On September 5, cameras intended for glowing coverage of sporting excellence were retrained on the Olympic Village after eight Palestinians from the militant group Black September stormed the athletes’ accommodation, killing two members of the Israeli team. Terrorists took a further nine Israelis hostage and demanded the release of prisoners held in Israel. The world held its breath as German authorities attempted to negotiate a resolution without further bloodshed.
Swiss director Tim Fehlbaum relives the outrage from the perspective of the ABC Sports team in a gripping thriller guaranteed to have audiences chewing nails down to the cuticles, even if they know the tragic outcome. A lean script written by Moritz Binder, Fehlbaum and Alex David steadily tightens a knot of tension in stomachs, rarely venturing outside a dimly lit and stiflingly hot control room where production crew are glued to flickering TV screens and radio frequencies, scavenging scraps of verifiable information to share with viewers.
ABC Sports junior producer Geoffrey Mason (John Magaro) begins the early shift on September 5 with a small crew including technical director Jacques Lesgards (Zinedine Soualem) and native speaker Marianne Gebhardt (Leonie Benesch), who translates news coming out of the media centre and Olympic Village. Head of operations Marvin Bader (Ben Chaplin) is enjoying a few hours of sleep in a side room while ABC Sports president Roone Arledge (Peter Sarsgaard) has retired for the night to his hotel after thrilling coverage of Mark Spitz’s seventh gold in the swimming pool. Gunshots ring out across the Olympic Village and Geoff confers with Marvin and Roone to make split-second decisions about the morality of capturing the potential execution of Israeli athletes live on screen.

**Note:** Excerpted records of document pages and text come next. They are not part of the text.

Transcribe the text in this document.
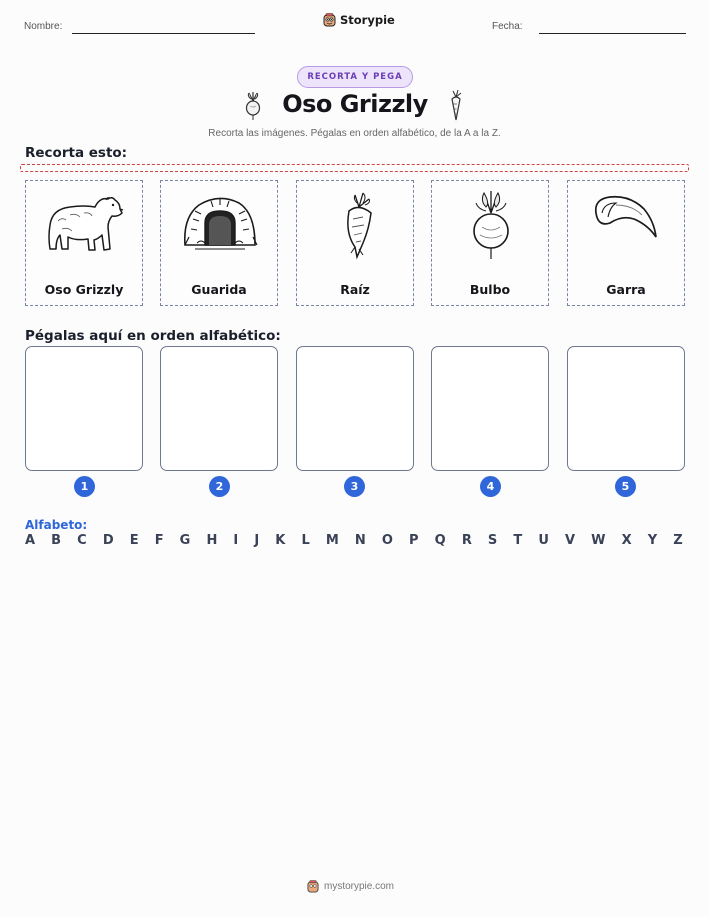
Nombre:	Storypie	Fecha:
RECORTA Y PEGA
Oso Grizzly
Recorta las imágenes. Pégalas en orden alfabético, de la A a la Z.
Recorta esto:
Oso Grizzly	Guarida	Raíz	Bulbo	Garra
Pégalas aquí en orden alfabético:
1	2	3	4	5
Alfabeto:
A B C D E F G H I J K L M N O P Q R S T U V W X Y Z
mystorypie.com
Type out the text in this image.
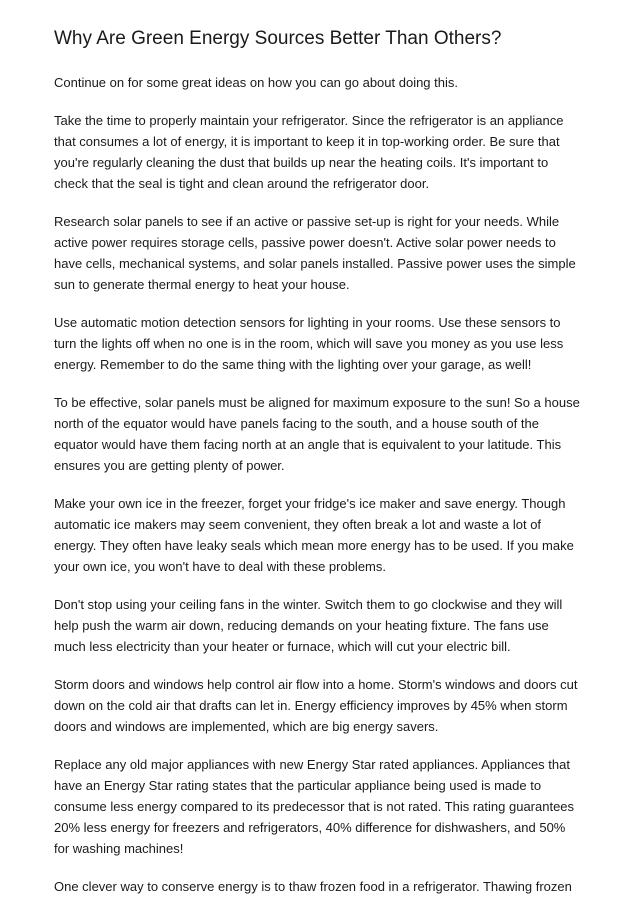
Why Are Green Energy Sources Better Than Others?

Continue on for some great ideas on how you can go about doing this.

Take the time to properly maintain your refrigerator. Since the refrigerator is an appliance that consumes a lot of energy, it is important to keep it in top-working order. Be sure that you're regularly cleaning the dust that builds up near the heating coils. It's important to check that the seal is tight and clean around the refrigerator door.

Research solar panels to see if an active or passive set-up is right for your needs. While active power requires storage cells, passive power doesn't. Active solar power needs to have cells, mechanical systems, and solar panels installed. Passive power uses the simple sun to generate thermal energy to heat your house.

Use automatic motion detection sensors for lighting in your rooms. Use these sensors to turn the lights off when no one is in the room, which will save you money as you use less energy. Remember to do the same thing with the lighting over your garage, as well!

To be effective, solar panels must be aligned for maximum exposure to the sun! So a house north of the equator would have panels facing to the south, and a house south of the equator would have them facing north at an angle that is equivalent to your latitude. This ensures you are getting plenty of power.

Make your own ice in the freezer, forget your fridge's ice maker and save energy. Though automatic ice makers may seem convenient, they often break a lot and waste a lot of energy. They often have leaky seals which mean more energy has to be used. If you make your own ice, you won't have to deal with these problems.

Don't stop using your ceiling fans in the winter. Switch them to go clockwise and they will help push the warm air down, reducing demands on your heating fixture. The fans use much less electricity than your heater or furnace, which will cut your electric bill.

Storm doors and windows help control air flow into a home. Storm's windows and doors cut down on the cold air that drafts can let in. Energy efficiency improves by 45% when storm doors and windows are implemented, which are big energy savers.

Replace any old major appliances with new Energy Star rated appliances. Appliances that have an Energy Star rating states that the particular appliance being used is made to consume less energy compared to its predecessor that is not rated. This rating guarantees 20% less energy for freezers and refrigerators, 40% difference for dishwashers, and 50% for washing machines!

One clever way to conserve energy is to thaw frozen food in a refrigerator. Thawing frozen
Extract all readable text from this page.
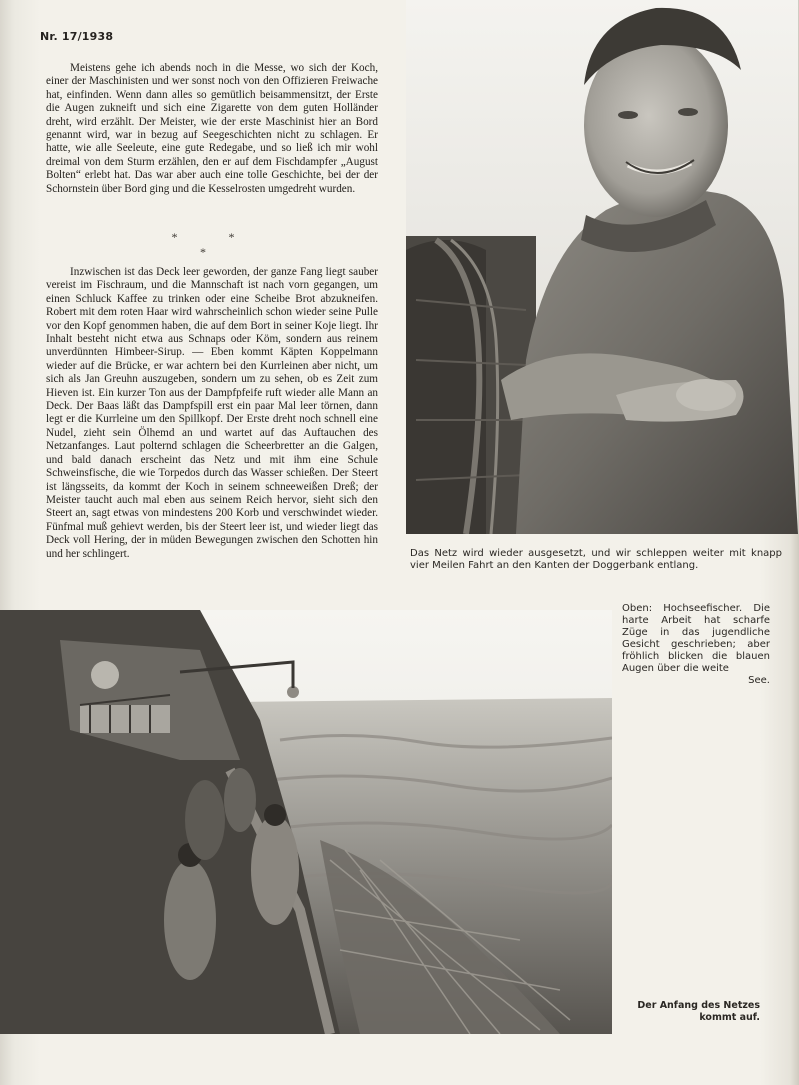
Nr. 17/1938

Meistens gehe ich abends noch in die Messe, wo sich der Koch, einer der Maschinisten und wer sonst noch von den Offizieren Freiwache hat, einfinden. Wenn dann alles so gemütlich beisammensitzt, der Erste die Augen zukneift und sich eine Zigarette von dem guten Holländer dreht, wird erzählt. Der Meister, wie der erste Maschinist hier an Bord genannt wird, war in bezug auf Seegeschichten nicht zu schlagen. Er hatte, wie alle Seeleute, eine gute Redegabe, und so ließ ich mir wohl dreimal von dem Sturm erzählen, den er auf dem Fischdampfer „August Bolten“ erlebt hat. Das war aber auch eine tolle Geschichte, bei der der Schornstein über Bord ging und die Kesselrosten umgedreht wurden.

* * *

Inzwischen ist das Deck leer geworden, der ganze Fang liegt sauber vereist im Fischraum, und die Mannschaft ist nach vorn gegangen, um einen Schluck Kaffee zu trinken oder eine Scheibe Brot abzukneifen. Robert mit dem roten Haar wird wahrscheinlich schon wieder seine Pulle vor den Kopf genommen haben, die auf dem Bort in seiner Koje liegt. Ihr Inhalt besteht nicht etwa aus Schnaps oder Köm, sondern aus reinem unverdünnten Himbeer-Sirup. — Eben kommt Käpten Koppelmann wieder auf die Brücke, er war achtern bei den Kurrleinen aber nicht, um sich als Jan Greuhn auszugeben, sondern um zu sehen, ob es Zeit zum Hieven ist. Ein kurzer Ton aus der Dampfpfeife ruft wieder alle Mann an Deck. Der Baas läßt das Dampfspill erst ein paar Mal leer törnen, dann legt er die Kurrleine um den Spillkopf. Der Erste dreht noch schnell eine Nudel, zieht sein Ölhemd an und wartet auf das Auftauchen des Netzanfanges. Laut polternd schlagen die Scheerbretter an die Galgen, und bald danach erscheint das Netz und mit ihm eine Schule Schweinsfische, die wie Torpedos durch das Wasser schießen. Der Steert ist längsseits, da kommt der Koch in seinem schneeweißen Dreß; der Meister taucht auch mal eben aus seinem Reich hervor, sieht sich den Steert an, sagt etwas von mindestens 200 Korb und verschwindet wieder. Fünfmal muß gehievt werden, bis der Steert leer ist, und wieder liegt das Deck voll Hering, der in müden Bewegungen zwischen den Schotten hin und her schlingert.	Das Netz wird wieder ausgesetzt, und wir schleppen weiter mit knapp vier Meilen Fahrt an den Kanten der Doggerbank entlang.

Oben: Hochseefischer. Die harte Arbeit hat scharfe Züge in das jugendliche Gesicht geschrieben; aber fröhlich blicken die blauen Augen über die weite
See.

Der Anfang des Netzes kommt auf.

September 5 is a masterful dramatisation of shocking events in 1972, when the home nation hoped that hosting the Games would restore its post-war reputation and not remind viewers of “the last time armed Germans patrolled fences”. Fehlbaum exerts a vice-like grip over pacing, sky-rocketing our blood pressures with long takes on handheld cameras to nervously prowl ABC Sports’ makeshift broadcast facility, which is beset by technical gremlins. He elicits a compelling lead performance from Magaro, with scintillating, sweat-beaded support from Sarsgaard and Chaplin.